Chan's own research at very low temperatures yielded another important breakthrough in 2004. "My former student, Eunseong Kim, found that solid helium also exhibits superfluid-like properties below 0.2K," he explains. "Finding this supersolid phase indicates that all three states of matter—vapor, liquid and solid—can undergo BEC." Supersolid phenomena have sparked the interest of low-temperature and theoretical physicists worldwide. Chan and his current students—Tony Clark, Xi Lin and Josh West—are continuing the effort to understand this fascinating discovery.
So, is there a high temperature analog to absolute zero? When a material becomes very hot, its particles have lots of thermal energy, Chan says. Solids melt and liquids vaporize because their thermal energy exceeds the forces that bind atoms or molecules together. At even higher temperature, atoms dissociate into electrons and ion plasma, yet another state of matter. As more energy is injected into a system, its temperature continues to rise.
"In the sense that there is a limit to the total energy that exists in the universe, there is a highest possible temperature," says Chan. Cosmologists postulate that at around 10^-43 seconds, an unimaginably tiny fraction of an instant after the Big Bang (If you were to take a trip to the farthest galaxy from Earth, 10^-43 would represent the first billionth of a millimeter you traveled!), the temperature of the newborn universe was 10^32 K. Even the center of today's Sun, at 15,000,000° C, is frigid by comparison.

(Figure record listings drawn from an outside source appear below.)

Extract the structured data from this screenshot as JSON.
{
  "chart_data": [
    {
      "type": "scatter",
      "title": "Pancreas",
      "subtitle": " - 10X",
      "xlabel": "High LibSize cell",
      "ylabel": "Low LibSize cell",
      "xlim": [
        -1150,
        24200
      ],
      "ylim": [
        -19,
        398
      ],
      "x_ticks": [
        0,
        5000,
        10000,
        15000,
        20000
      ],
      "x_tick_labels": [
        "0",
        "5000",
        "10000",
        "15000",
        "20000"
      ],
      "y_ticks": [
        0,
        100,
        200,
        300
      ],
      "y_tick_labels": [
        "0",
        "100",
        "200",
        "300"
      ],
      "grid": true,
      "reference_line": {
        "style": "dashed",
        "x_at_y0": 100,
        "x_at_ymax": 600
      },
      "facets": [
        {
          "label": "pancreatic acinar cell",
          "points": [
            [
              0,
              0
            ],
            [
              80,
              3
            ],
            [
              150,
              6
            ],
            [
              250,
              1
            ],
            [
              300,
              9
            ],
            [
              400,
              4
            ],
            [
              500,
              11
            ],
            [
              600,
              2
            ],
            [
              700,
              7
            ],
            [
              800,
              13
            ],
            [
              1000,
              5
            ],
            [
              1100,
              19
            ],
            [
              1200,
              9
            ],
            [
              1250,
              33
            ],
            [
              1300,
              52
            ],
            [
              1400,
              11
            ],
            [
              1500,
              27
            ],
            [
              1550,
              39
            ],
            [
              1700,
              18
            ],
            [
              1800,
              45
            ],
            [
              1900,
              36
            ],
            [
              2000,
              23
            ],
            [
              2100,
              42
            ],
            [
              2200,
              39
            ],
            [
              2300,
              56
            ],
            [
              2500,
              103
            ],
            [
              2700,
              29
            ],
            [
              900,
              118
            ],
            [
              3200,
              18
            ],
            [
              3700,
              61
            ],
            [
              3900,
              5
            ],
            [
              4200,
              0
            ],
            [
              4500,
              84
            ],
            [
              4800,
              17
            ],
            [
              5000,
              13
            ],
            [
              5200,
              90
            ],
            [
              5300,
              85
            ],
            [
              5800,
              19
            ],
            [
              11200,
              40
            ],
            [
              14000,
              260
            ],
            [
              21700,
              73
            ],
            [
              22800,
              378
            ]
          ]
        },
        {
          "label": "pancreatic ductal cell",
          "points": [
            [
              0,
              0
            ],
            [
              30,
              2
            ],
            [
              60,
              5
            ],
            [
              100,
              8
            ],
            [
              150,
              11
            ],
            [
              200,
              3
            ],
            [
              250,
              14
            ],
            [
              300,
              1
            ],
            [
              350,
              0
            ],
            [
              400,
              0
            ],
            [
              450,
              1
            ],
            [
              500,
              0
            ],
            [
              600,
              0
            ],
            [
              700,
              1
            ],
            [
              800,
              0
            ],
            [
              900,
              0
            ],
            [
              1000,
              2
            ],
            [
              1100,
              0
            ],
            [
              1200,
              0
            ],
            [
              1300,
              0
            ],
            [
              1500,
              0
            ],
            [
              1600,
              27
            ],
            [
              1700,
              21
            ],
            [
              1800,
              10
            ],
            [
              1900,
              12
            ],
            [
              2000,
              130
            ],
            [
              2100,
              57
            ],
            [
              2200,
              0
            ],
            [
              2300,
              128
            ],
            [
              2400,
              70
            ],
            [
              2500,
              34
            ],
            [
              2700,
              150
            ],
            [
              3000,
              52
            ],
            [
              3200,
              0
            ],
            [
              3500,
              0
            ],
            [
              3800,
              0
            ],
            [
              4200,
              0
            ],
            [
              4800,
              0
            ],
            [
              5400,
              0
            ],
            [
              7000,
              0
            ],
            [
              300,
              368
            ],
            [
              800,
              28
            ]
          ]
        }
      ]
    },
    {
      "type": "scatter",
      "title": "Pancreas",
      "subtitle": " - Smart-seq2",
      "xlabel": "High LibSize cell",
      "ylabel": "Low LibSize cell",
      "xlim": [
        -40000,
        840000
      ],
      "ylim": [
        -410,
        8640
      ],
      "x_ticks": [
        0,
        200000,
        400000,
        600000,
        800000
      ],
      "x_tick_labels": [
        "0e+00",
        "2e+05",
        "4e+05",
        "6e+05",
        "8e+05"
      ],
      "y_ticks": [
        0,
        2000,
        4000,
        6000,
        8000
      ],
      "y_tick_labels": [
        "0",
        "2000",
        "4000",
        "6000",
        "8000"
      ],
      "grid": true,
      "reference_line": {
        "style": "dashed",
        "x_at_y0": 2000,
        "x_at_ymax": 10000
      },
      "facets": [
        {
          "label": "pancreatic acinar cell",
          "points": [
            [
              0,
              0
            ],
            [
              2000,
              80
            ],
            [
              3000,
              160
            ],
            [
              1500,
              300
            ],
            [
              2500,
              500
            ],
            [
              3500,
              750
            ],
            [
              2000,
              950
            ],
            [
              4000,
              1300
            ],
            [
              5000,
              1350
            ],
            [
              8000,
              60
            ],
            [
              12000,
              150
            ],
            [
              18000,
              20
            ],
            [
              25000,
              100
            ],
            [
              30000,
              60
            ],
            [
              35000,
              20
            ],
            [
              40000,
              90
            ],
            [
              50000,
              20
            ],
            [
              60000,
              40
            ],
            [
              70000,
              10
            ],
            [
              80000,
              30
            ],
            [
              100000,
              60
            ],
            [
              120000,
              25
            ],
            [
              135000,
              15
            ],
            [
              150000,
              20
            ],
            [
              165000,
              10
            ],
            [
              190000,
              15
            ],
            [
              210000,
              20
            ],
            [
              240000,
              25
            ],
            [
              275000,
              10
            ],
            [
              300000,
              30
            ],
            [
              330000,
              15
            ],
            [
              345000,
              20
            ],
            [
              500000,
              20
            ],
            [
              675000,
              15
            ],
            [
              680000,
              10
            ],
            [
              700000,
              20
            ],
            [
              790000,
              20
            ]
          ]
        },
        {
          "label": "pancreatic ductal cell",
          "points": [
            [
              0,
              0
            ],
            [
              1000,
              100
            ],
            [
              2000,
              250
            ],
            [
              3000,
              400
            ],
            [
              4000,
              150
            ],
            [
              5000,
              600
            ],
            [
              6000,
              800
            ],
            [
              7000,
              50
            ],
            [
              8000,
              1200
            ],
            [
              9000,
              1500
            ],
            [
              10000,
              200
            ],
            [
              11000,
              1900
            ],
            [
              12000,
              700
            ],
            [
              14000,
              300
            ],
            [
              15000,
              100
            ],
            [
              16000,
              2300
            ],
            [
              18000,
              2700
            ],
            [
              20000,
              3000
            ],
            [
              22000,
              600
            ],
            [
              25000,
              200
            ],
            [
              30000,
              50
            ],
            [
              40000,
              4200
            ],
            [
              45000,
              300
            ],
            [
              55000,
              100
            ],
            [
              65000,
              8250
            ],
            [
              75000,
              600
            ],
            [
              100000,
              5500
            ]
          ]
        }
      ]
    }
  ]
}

It is clear that we can never harness all the energy in the universe, so the highest possible temperature is not attainable. Can we ever experience the other end of the scale—absolute zero? "No, we can get very close, but never to absolute zero," says Chan. "Some labs, including David Weiss's here at Penn State, can cool vapor samples to within a few nanokelvins, or billionths of a degree. But to bring something to perfect order, you have to get rid of the disorder or messiness. As the system gets closer to absolute zero, it becomes progressively harder and harder to remove that disorder."